2015年7月30日木曜日

回転窓/運用で高まるインフラの価値

 本社がある東京・新橋までの通勤に利用するJR東海道線。その車内広告に最近、見慣れぬ地域の広告が増えた。埼玉や群馬、栃木など北関東方面の商業施設やマンション、観光イベントの案内などが目立つ▼3月に「上野東京ライン」が開業。従来は東京駅止まりだった東海道線が高崎線や宇都宮線と相互直通運転を始めた効果の一つだろう。

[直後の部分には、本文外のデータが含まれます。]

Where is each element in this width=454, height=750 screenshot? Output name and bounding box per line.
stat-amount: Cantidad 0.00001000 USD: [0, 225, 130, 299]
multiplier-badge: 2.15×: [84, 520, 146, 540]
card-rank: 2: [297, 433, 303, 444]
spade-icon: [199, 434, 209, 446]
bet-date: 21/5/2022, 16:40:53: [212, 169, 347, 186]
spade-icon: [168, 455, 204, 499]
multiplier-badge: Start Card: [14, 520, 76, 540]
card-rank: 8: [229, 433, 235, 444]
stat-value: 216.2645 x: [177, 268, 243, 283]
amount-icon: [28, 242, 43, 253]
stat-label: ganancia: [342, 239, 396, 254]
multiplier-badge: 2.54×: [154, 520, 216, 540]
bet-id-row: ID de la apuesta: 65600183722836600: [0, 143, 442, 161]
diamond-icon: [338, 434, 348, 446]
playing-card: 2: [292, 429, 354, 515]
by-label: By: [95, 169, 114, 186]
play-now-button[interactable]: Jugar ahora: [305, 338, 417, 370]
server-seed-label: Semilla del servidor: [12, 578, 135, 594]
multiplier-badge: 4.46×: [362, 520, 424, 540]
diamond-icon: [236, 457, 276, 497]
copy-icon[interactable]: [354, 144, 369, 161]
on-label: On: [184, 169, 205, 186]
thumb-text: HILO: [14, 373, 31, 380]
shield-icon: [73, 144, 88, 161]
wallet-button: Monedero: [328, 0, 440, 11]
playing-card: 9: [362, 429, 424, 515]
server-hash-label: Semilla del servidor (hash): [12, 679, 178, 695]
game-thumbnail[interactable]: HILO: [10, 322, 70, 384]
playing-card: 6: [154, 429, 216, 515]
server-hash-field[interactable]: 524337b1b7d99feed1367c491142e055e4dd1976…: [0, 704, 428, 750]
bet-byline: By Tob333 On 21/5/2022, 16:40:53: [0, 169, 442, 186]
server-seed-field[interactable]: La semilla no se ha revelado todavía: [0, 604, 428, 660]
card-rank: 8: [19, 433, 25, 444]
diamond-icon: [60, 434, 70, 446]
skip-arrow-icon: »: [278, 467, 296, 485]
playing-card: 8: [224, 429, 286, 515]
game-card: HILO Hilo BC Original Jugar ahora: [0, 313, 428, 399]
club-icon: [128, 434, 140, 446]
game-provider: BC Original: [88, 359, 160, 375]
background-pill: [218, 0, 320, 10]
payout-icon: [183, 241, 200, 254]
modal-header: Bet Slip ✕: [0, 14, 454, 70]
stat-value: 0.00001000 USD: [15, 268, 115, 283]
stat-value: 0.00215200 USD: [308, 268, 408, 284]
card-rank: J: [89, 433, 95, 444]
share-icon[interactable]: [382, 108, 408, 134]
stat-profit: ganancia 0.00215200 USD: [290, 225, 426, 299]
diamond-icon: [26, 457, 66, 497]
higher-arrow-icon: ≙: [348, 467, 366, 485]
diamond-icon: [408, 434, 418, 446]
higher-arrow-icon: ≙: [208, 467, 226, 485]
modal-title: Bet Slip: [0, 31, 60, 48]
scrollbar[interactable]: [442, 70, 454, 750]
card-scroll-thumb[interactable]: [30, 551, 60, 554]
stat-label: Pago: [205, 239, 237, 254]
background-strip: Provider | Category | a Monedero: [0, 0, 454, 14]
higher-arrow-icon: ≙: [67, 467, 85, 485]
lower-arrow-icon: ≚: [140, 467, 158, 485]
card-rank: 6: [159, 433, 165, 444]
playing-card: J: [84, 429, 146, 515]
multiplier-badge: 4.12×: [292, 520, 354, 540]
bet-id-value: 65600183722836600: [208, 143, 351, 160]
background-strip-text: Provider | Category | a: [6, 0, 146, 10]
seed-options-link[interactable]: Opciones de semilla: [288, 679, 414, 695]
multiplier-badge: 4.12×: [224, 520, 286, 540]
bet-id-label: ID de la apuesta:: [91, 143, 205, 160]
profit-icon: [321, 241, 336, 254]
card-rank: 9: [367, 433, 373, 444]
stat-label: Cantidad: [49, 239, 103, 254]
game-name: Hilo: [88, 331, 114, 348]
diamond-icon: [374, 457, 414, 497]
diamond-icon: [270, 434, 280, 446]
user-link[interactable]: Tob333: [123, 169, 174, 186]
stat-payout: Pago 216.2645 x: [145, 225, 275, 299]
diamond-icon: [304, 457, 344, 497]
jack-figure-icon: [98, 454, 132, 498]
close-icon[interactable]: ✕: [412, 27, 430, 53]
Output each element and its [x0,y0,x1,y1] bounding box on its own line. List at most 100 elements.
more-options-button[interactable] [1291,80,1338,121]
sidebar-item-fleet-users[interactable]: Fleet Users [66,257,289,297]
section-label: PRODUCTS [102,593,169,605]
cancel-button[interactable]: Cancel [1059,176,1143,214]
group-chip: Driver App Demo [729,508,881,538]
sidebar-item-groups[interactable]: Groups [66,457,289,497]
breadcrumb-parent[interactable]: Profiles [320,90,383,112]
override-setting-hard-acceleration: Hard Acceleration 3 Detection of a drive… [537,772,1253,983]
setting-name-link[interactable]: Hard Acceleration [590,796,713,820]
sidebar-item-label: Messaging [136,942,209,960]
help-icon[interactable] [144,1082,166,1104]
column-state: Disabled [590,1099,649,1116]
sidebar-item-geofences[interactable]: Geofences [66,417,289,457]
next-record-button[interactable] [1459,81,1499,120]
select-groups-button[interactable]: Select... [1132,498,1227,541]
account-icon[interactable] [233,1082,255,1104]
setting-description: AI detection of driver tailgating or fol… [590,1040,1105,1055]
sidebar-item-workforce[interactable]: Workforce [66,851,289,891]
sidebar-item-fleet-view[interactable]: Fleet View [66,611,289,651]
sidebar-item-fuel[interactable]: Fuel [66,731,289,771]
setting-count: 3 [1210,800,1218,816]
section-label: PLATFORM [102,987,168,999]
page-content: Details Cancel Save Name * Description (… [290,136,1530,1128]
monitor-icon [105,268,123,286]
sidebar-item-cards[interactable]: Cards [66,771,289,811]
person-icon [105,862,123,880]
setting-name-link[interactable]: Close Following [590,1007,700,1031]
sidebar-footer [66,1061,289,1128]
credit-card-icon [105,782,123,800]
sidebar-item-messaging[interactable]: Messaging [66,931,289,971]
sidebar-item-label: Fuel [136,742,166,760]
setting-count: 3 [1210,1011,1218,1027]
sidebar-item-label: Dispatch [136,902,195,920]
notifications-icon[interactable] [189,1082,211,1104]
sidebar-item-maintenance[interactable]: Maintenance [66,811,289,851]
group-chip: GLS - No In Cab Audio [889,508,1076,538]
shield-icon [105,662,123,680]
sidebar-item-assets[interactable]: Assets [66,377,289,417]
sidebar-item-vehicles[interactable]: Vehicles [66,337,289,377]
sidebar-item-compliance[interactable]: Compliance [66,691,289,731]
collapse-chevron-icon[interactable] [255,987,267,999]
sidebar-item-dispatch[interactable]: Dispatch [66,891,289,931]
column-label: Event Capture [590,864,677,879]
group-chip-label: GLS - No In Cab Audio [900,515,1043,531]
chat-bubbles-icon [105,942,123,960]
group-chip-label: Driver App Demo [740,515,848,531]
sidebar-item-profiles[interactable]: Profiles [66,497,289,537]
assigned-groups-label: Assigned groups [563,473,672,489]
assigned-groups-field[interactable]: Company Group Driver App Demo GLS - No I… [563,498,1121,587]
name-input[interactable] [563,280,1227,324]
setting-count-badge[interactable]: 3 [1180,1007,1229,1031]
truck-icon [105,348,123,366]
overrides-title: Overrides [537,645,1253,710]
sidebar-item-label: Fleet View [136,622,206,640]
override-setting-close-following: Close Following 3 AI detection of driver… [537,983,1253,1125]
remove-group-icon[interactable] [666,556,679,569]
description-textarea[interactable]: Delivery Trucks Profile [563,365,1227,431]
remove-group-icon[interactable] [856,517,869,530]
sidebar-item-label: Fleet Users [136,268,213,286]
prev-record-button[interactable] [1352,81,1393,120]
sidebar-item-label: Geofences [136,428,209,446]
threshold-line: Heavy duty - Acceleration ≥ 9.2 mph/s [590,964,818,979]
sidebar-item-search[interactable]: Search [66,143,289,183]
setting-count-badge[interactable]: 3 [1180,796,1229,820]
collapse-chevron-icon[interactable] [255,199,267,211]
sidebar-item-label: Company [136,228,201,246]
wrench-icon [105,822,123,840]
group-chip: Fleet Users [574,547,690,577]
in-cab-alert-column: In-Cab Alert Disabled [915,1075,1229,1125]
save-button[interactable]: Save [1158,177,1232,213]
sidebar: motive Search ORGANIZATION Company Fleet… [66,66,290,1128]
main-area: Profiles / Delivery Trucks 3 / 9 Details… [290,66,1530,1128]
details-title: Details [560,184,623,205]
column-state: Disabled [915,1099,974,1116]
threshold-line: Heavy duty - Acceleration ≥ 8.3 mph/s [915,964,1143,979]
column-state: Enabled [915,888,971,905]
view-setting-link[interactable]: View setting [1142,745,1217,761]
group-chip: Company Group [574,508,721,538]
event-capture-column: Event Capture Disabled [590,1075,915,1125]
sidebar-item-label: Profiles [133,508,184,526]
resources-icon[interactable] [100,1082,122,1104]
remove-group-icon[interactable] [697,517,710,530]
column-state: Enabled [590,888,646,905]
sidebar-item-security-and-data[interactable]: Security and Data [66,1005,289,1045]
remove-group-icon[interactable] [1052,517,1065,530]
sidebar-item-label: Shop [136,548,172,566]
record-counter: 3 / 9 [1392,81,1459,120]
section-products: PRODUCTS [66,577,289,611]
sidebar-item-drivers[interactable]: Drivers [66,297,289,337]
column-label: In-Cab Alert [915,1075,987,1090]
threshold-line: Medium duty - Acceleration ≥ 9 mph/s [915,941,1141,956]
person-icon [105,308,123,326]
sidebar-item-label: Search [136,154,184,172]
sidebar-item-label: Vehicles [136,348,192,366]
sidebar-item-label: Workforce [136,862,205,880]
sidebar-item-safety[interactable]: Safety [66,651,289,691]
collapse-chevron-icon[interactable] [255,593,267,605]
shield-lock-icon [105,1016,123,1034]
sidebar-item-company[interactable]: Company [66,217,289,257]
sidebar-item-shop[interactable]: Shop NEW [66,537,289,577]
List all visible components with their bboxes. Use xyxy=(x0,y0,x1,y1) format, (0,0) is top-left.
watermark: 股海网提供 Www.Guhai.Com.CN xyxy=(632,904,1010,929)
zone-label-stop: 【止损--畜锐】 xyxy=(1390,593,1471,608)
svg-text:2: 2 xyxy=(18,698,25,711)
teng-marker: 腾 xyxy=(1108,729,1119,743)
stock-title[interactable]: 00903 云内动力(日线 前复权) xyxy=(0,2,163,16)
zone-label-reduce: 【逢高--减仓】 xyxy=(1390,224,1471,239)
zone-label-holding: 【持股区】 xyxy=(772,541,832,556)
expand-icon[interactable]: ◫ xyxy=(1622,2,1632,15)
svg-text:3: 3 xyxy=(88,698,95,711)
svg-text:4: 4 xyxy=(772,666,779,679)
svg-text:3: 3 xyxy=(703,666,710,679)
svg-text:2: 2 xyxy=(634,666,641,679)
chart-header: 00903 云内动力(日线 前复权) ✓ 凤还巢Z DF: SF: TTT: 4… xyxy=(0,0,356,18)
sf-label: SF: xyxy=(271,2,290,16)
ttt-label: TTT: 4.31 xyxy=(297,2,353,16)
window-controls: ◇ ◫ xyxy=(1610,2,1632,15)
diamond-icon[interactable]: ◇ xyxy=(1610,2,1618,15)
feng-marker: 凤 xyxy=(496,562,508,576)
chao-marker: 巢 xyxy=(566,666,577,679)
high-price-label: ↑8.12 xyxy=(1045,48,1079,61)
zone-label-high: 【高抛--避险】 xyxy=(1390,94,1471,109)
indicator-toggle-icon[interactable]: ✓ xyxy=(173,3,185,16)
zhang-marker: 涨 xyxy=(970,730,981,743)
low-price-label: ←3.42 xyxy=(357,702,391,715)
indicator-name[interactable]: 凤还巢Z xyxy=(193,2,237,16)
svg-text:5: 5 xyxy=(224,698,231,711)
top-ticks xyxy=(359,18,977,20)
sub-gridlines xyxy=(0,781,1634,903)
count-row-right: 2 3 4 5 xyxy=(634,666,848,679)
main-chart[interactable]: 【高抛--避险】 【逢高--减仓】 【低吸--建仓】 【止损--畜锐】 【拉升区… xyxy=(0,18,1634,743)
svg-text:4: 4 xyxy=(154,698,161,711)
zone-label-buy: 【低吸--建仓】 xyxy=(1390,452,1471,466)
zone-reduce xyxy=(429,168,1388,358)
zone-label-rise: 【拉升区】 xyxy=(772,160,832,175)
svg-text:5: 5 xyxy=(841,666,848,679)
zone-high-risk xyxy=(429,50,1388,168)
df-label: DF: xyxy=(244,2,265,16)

沿線の民間企業などは、これまでより遠くからも人を呼び込もうとPRに熱がこもる▼上野~東京間約3・8キロの新設路線により、国内ワーストを争う混雑率だった山手線・京浜東北線の上野~御徒町間の混雑が緩和。観光・レジャー目的の利用者も増え、経済的効果は小さくない▼一方で、ダイヤが乱れた時には、つながっている路線に遅れの影響が広く及ぶ。人の流れが変わり、比較的すいていた路線の混雑率が高まるなどマイナス面も…。JR東日本の冨田哲郎社長は「輸送障害などへの対応を強化し、サービスの品質を高めたい」と話す▼インフラの価値は、ハードをどう運用するかによって大きく変わってくる。継続的な努力なしに、ストック効果は引き出せない。